We later dated people we went to church with, although it turns out you aren’t allowed to make out with your girlfriend during church services. (A friend of mine discovered this in a fairly unpleasant manner). We went to camp and on other summer adventures with our friends. And we became adults together, moving slowly out of youth groups into adult classes and adult behavior.
We also learned music. Although these are days of microphones, amplifiers and Power-Point in church (nothing wrong with that), we not only sang in youth choirs and later with adults, we learned to read music and follow along. We appreciated melody and harmony. We read the beautiful lyrics written by great church composers, poetry filled with depth, wonder and hope. Those works are etched deeply in my memory. Many of those beautiful songs are lost to recent generations. It’s a pity. Even Christopher Hitchens, noted and brilliant atheist, suggested the value of reading the King James Bible. I feel the same way about great hymns.
In church, from childhood on, we saw sad, hurt people come to the altar to confess or lay out their troubles. There, friends and family surrounded them in love, in shared tears, touched them with compassion and prayed by their sides. It’s hard to witness that sort of fellowship and not learn to feel sorrow for the struggles of others.

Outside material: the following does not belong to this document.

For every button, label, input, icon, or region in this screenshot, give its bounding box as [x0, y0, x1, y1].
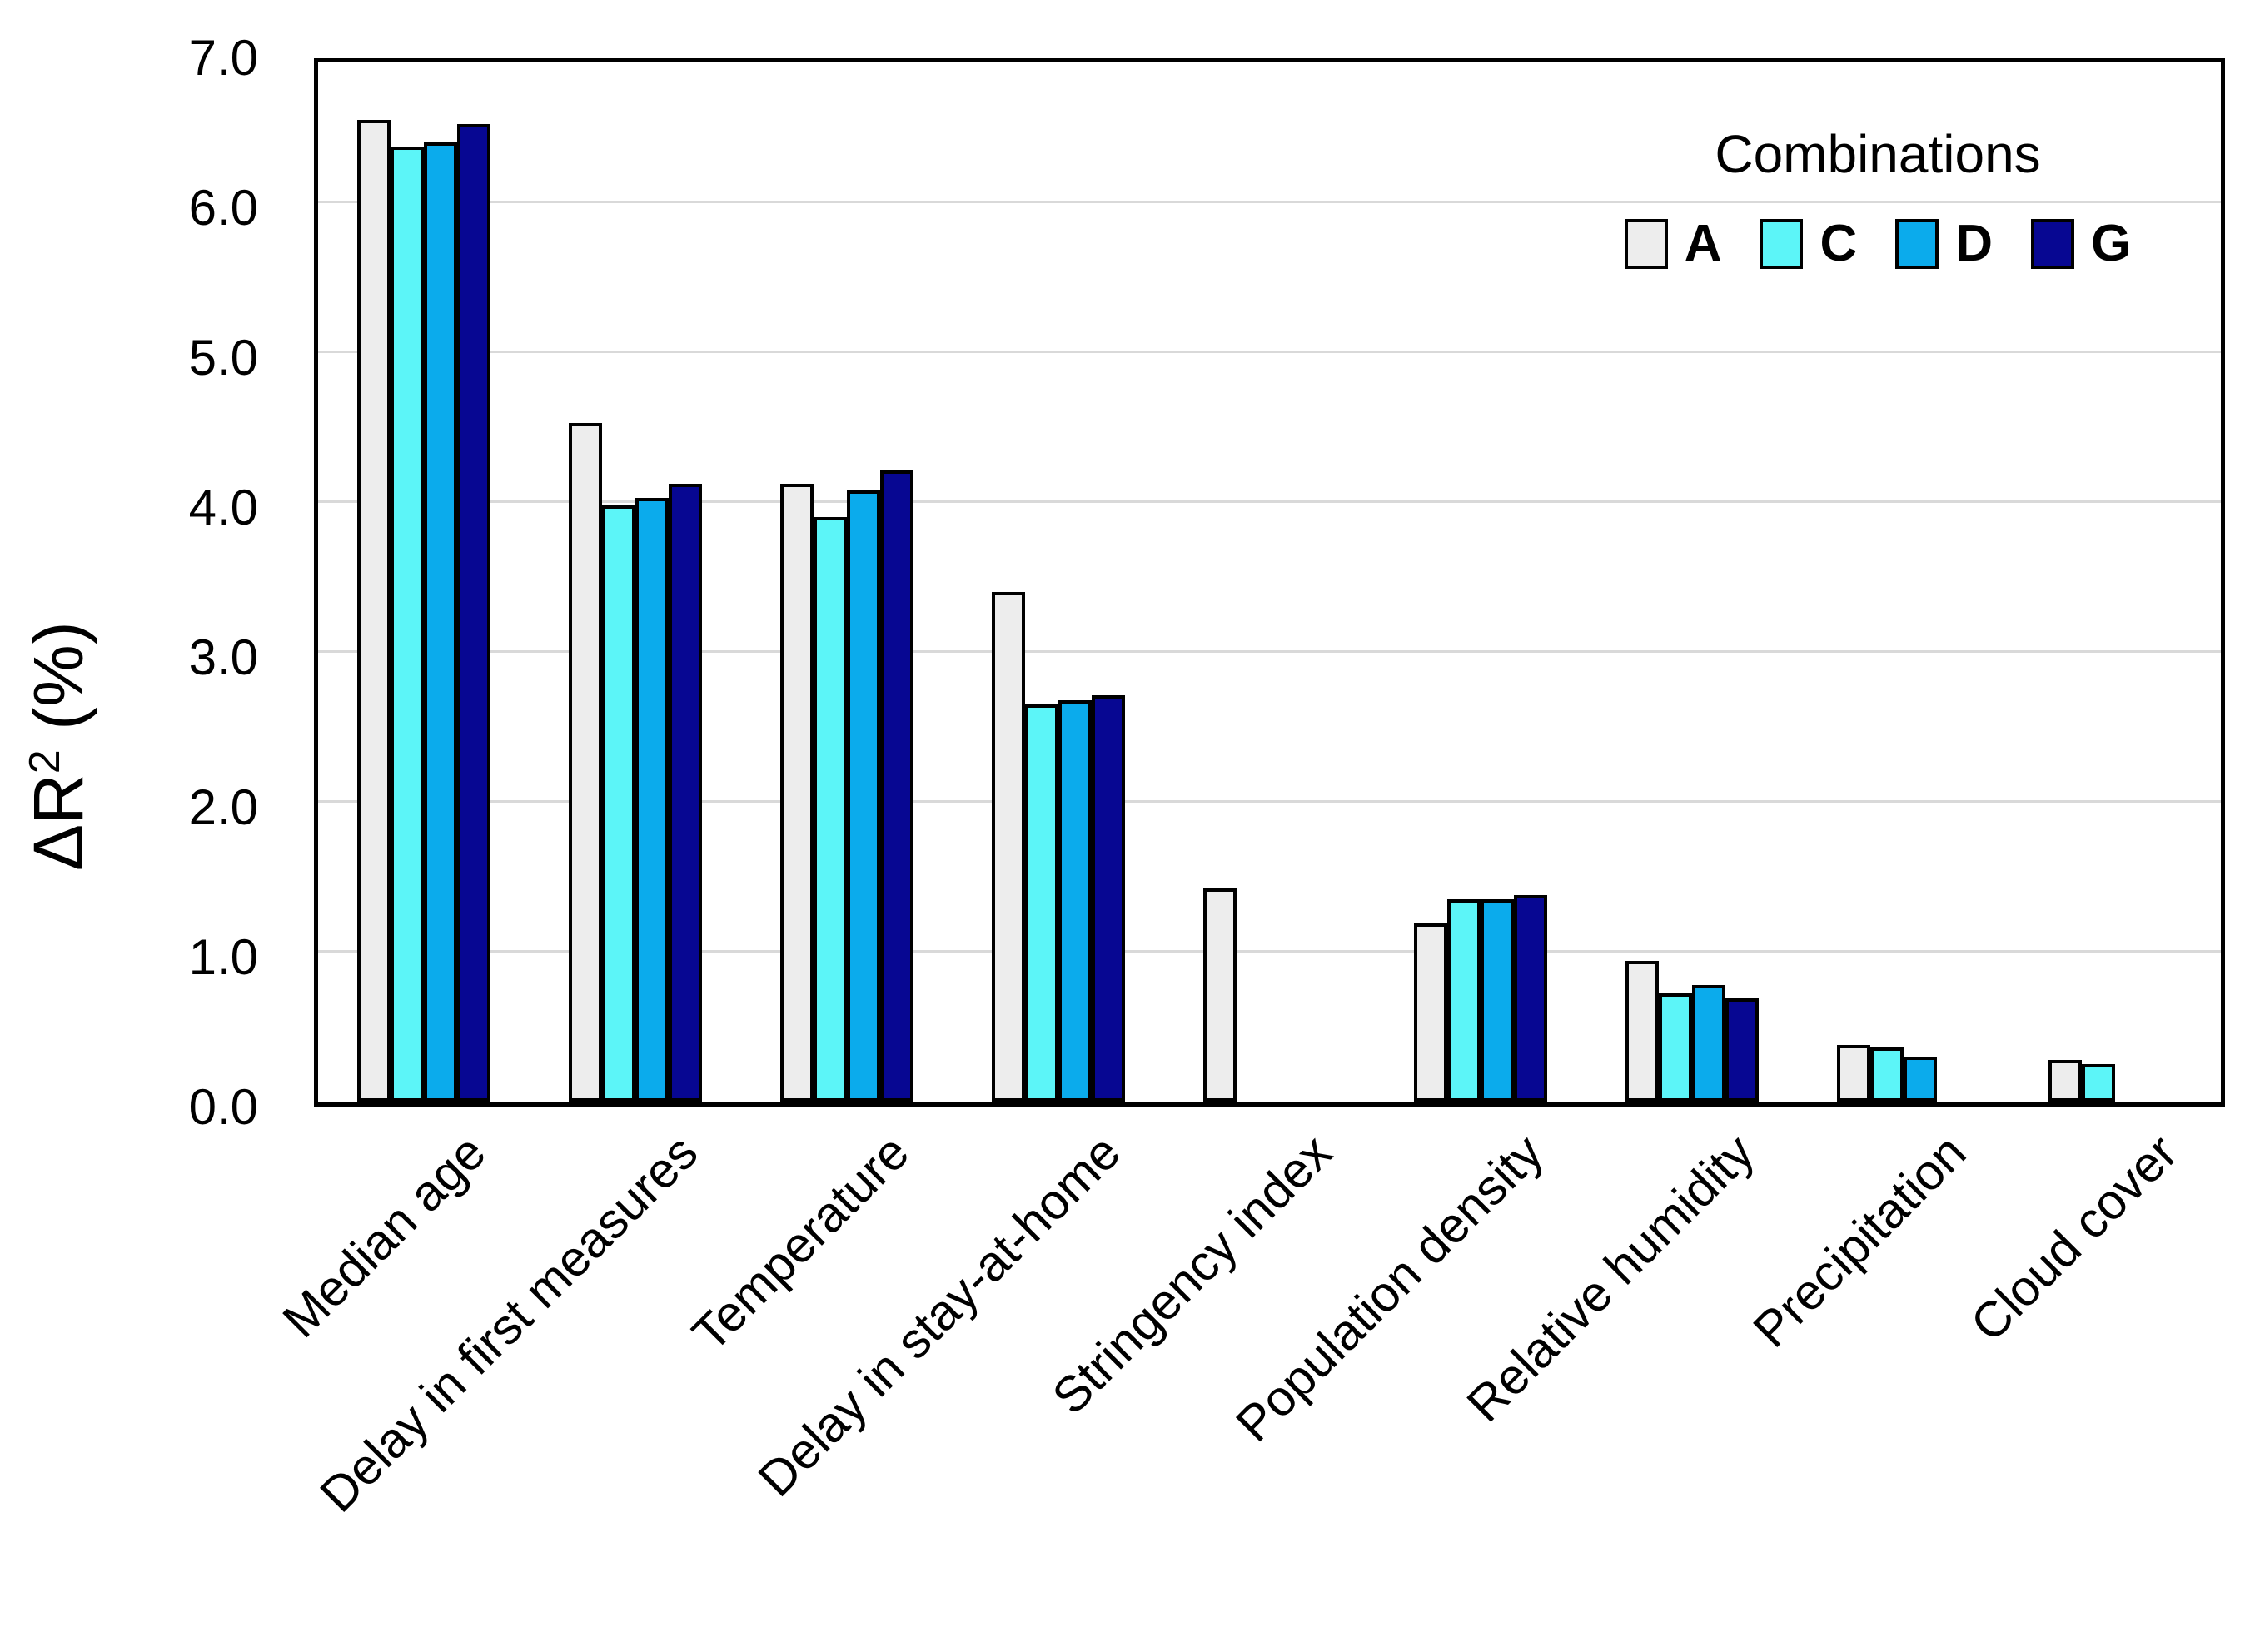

We watched baptisms and took communion (and snuck extra communion wafers), even when we were still learning to fully understand their meaning. These became bits of our identities.
As time passed we enjoyed the delight of weddings. We also went to funerals. We learned with clarity that a group of people who spend so much time knowing and loving one another have to pass through both joy and the sorrow with them. And that death can be celebrated as surely as grieved.
I understand that many people take issue with Christianity. But church gave me great gifts: a community of fellow believers, meeting in love and sharing values and stories that were both culture foundations and individually inspiring. I continue to enjoy that every week.
And in these times of dissension, alienation and isolation, when the only thing we have in common seems to be division, I think we could use a little more church.